Loss of TRPV4 reduces pancreatic cancer growth and metastasis

Pancreatic ductal adenocarcinoma (PDAC) is a rapidly metastasizing cancer characterized by a dense desmoplastic stroma made up of extracellular matrix (ECM) proteins, which complicates treatment. Upon stimulation, pancreatic stellate cells (PSCs) differentiate into cancer-associated fibroblasts (CAFs) that are the source of ECM and cytokines in PDAC. We previously reported that mechanical stress activates PSCs and induces fibrosis through mechanical ion channel Piezo1-mediated TRPV4 channel activation, but its role in PDAC remains unclear. Here we report that pathological activation of Piezo1 differentiates human PSCs into an inflammatory CAF phenotype that expresses chemoresistance and cancer stemness markers CD10 and GPR77. In an orthotopic PDAC model, TRPV4 knockout mice exhibit a significant reduction in tumor size, circulating inflammatory cytokines, tissue inhibitor of metalloproteinases-1 (TIMP1), and pre-metastatic niche markers, serum amyloid A (SAA) proteins. A similar trend is observed in mice lacking functional Piezo1 in PSCs. The livers of TRPV4 knockout mice exhibit fewer cancer cell microlesions, lack macro tumors, produce lower levels of inflammatory protein S100A8, and develop fewer inflammatory cell clusters.

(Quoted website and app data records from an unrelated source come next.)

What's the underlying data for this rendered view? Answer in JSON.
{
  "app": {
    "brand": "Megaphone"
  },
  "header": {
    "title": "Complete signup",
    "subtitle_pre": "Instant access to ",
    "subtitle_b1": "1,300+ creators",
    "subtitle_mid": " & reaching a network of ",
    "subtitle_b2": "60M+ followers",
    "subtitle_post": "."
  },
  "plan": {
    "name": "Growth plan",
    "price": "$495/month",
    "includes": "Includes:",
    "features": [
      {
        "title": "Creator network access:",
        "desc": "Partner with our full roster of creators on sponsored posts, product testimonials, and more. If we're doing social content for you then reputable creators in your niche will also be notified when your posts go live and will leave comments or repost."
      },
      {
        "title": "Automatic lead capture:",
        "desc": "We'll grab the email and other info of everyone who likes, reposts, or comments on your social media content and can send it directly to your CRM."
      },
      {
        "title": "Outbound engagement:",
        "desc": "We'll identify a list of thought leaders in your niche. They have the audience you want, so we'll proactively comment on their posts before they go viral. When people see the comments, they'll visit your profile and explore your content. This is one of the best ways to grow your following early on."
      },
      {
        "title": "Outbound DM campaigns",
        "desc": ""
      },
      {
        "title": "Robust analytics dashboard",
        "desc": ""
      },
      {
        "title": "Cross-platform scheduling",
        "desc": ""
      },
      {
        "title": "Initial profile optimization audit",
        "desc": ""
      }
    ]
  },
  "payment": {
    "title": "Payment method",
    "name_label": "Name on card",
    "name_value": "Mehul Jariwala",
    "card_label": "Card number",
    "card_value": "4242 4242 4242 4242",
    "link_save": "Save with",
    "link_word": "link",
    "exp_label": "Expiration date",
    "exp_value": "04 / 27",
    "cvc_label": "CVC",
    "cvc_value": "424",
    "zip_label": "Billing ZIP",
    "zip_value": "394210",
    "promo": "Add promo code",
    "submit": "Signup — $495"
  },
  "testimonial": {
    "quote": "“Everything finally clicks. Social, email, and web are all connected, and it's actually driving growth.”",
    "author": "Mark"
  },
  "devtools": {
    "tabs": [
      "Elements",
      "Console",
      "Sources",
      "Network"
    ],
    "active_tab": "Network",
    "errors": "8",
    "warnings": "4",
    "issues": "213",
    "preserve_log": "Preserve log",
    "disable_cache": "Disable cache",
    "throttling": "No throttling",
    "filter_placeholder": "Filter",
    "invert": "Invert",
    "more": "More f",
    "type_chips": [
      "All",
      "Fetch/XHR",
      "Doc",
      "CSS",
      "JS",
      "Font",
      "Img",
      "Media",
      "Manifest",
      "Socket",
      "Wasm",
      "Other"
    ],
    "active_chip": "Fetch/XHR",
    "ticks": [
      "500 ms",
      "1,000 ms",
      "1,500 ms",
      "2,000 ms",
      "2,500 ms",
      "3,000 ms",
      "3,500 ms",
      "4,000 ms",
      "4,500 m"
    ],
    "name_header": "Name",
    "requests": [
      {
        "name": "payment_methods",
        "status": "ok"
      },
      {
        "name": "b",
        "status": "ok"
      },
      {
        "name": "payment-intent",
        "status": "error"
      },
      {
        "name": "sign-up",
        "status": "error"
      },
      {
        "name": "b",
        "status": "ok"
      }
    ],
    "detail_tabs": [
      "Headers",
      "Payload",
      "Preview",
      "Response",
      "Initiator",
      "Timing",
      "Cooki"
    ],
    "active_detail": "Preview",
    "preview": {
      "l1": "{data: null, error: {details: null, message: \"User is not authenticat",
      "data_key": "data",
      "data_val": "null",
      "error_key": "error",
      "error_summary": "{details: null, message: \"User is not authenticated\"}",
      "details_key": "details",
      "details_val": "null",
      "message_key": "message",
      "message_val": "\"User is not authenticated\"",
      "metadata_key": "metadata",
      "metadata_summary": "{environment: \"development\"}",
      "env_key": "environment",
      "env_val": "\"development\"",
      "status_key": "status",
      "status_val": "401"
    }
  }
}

In orthotopic and genetically engineered models of PDAC, these mice also have improved survival, suggesting that blocking TRPV4 channels may be a promising therapeutic target for PDAC. Overall design: RNA seq profiling of livers from WT and TRPV4 KO or WT treated with the GSK2193874 TRPV4 antogonist in a murine orthotopic model of PDAC. RNA seq profiling of mouse pancreatic stellate cells activatated by the PIEZO1 agonist Yoda1.